The interaction between territory and federal law will be a sticking point, with the federal government having precedent to overrule laws made in the territories. Home Affairs Minister Peter Dutton called the ACT reform "dangerous" and said attorney-general Christian Porter "is having a look at it", while Porter himself said, "where Commonwealth laws apply they remain enforceable."
Will more people use marijuana?
Dr Alex Wodak, president of the Australian Drug Law Reform Foundation, said overseas evidence showed that decriminalising marijuana does not lead to an increase in use.
"It may happen with a few people, but at a significant level, that's not going to happen. There's a large literature base showing very little to no relationship between laws and the number who consume it," he told 10 daily.
"The more important question is whether more people are consuming, but whether more people are harmed. A lot of people are harmed by cannabis prohibition."

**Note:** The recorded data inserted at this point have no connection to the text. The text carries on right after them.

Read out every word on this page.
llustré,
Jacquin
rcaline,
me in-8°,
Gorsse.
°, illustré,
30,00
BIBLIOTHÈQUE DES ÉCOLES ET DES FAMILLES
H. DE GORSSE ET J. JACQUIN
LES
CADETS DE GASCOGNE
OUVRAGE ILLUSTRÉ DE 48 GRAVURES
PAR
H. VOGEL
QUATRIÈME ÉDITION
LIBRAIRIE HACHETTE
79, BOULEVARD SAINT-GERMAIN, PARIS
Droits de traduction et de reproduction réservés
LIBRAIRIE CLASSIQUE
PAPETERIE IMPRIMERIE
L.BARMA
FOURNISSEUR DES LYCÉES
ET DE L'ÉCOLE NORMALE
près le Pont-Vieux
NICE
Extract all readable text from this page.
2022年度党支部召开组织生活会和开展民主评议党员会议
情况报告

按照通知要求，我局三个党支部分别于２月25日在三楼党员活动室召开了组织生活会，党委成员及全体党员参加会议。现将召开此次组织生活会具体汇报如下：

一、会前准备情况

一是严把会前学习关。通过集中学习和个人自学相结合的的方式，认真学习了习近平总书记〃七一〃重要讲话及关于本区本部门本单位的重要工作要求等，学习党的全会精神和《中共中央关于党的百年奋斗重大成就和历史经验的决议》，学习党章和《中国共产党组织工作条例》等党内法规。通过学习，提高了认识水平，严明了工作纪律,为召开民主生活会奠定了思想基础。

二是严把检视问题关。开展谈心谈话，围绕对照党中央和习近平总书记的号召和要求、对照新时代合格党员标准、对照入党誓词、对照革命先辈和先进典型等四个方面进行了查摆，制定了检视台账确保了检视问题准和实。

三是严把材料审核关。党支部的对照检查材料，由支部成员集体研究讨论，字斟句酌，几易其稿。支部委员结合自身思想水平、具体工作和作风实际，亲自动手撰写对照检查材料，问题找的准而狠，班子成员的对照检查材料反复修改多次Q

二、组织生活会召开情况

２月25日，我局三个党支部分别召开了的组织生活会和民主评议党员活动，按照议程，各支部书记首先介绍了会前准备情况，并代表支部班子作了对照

Wodak said decriminalising personal use and cultivation would mean less incentive drug dealers or gangs to sell marijuana.
Will the laws expand?
Wodak said he'd like to see further legalisation of marijuana, including a 'regulated supply' system, which would include packages with health warnings and product information -- and raise taxation revenue for the government.
"I hope the other states take notice of [the ACT law], and the federal government too," he said.
Rattenbury said he hoped the ACT changes would "ripple across the country".